暗号資産取引所 Backpack Exchange は、日本ユーザー向けに 借入/貸出(Borrow/Lend)サービス の提供を開始しました。
本サービスでは、対応する暗号資産をアカウントに入金すると、自動的にレンディング(貸付)が適用される設計が採用されており、国内取引所の「貸暗号資産サービス」とは異なる仕組みとなっています。
本記事では、「BackpackのBorrow/Lendとは何か」「日本版で特に注意すべきポイント」を、初めて知った人向けに簡潔に整理します。
BackpackのBorrow/Lendとは?
BackpackのBorrow/Lendは、ユーザーが暗号資産をBackpackに貸し付け(Lend)、別のユーザーが担保を差し入れてBackpackから借りる(Borrow)という構造を持つサービスです。
重要な点として、
ユーザー同士が直接貸し借りする仕組みではなく、Backpack自身が相手方となります。
- 貸し手(Lender):資産をBackpackに貸し付け、利息を得る
- 借り手(Borrower):担保を差し入れてBackpackから資産を借り、金利を支払う
- Backpack:金利モデル・担保管理・清算などを一括で管理
利息の原資は主に、借り手が支払う借入金利であり、銘柄によってはステーキング報酬などが加味される場合もあります。

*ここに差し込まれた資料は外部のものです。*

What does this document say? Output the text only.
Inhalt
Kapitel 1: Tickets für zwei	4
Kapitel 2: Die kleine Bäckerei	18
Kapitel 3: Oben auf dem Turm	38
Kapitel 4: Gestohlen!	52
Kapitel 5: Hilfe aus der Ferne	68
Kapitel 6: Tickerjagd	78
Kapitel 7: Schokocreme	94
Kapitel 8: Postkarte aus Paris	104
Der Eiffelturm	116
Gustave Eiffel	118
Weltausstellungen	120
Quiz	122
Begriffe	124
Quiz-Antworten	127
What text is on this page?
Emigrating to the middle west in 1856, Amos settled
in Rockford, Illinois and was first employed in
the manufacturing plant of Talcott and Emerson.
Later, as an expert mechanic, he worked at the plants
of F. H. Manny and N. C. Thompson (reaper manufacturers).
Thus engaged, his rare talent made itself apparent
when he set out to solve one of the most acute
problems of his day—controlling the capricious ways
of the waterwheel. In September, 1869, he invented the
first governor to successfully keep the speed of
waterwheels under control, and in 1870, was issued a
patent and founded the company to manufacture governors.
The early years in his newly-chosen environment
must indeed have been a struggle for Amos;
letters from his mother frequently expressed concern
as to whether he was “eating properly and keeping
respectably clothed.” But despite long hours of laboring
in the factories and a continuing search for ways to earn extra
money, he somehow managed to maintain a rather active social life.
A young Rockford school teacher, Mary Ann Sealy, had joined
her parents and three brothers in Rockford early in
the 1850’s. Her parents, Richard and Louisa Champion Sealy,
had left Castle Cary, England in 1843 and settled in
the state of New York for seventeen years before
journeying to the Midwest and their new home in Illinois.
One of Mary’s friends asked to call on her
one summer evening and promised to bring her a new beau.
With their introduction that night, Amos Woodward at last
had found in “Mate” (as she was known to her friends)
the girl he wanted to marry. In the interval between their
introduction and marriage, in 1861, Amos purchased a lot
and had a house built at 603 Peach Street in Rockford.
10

日本版Borrow/Lendの最大の特徴:「自動レンディング」
日本ユーザー向けのBorrow/Lendでは、
対応アセットを入金した時点で、自動的にレンディング(貸付)が開始されます。
つまり、
「とりあえず入金しただけ」
=「Backpackに資産を貸し付けた状態」
になる点が、国内取引所と大きく異なります。
自動レンディングは常に有効
日本版では、レンディングをON/OFFで切り替える操作は存在せず、
対応アセットの入金=自動的に貸付開始
という前提で設計されています。
7日満期の出金制限に注意
もう一つ、日本版Borrow/Lendで必ず理解しておくべきなのが、
7日間の満期(出金制限) という考え方です。
基本ルール
- 対応アセットを入金すると、そのアセットは 7日間出金不可
- 7日経過後、そのアカウント×そのアセットについて 全額出金のみ可能
- 部分出金はできない
この仕様は「ロック」ではなく、
7日満期のローン(貸付)として管理されている という点が重要です。
追加入金で満期がリセットされる点に注意
特に初心者が混乱しやすいのが、追加入金時の挙動です。
同じアカウント・同じアセットに対して、途中で追加入金を行うと、
そのアセット全体の「出金可能日」が、
最後に入金した日から7日後にまとめてリセットされる。
例
- 初日:BTCを1枚入金
- 3日目:同じアカウントにBTCを0.5枚追加入金
→ 合計1.5BTCすべてが 10日目まで出金不可
「最初に入れた分だけ先に出す」といったことはできないため、
頻繁に動かす予定の資産は、サブアカウントを分けて管理するのが実務上の対策となります。
Borrow(借入)でできること
出金制限中であっても、
貸付中の資産は担保として利用可能 というのがBackpackの特徴です。
たとえば、
- BTCやSOLを担保に
- USDCなどの別資産を借りる
- 借りたUSDCを外部ウォレットへ出金
といった使い方が可能です。
ただしBorrowを利用する場合は、
- 借入金利の支払い
- 担保価格下落による清算リスク
といった追加リスクを伴うため、「非常時の流動性確保手段」として理解しておくのが無難です。
金利は固定ではなく「変動制」
BackpackのBorrow/Lendでは、
国内サービスのような「年率◯%固定」とは異なり、利用率に応じて金利が変動します。
- 借りたい人が多い → 金利が上がりやすい
- 借りたい人が少ない → 金利は下がりやすい
画面に表示されるAPYは、あくまでその時点のスナップショットであり、将来の利率を保証するものではありません。
国内の貸暗号資産サービスとの違い
| 項目 | 国内サービス | Backpack |
|---|---|---|
| 出金制限 | 数ヶ月〜1年 | 7日満期 |
| 利率 | 固定が多い | 変動制 |
| 募集枠 | あり(先着・抽選) | 原則なし |
| 担保利用 | 不可 | 可能(借入・Borrow) |
「どちらが優れているか」ではなく、
資産の性格に応じて使い分けるのが現実的です。
まとめ
- Backpack Exchangeが日本でBorrow/Lendサービスを開始
- 入金すると自動的にレンディングが適用される設計
- 7日満期の出金制限があり、追加入金で満期がリセットされる
- 出金制限中でも担保としてBorrowが可能
- 金利は利用率ベースの変動制
国内取引所とは考え方が大きく異なるため、
「知らずに使う」と混乱しやすいが、仕組みを理解すれば柔軟な運用が可能なサービスと言えます。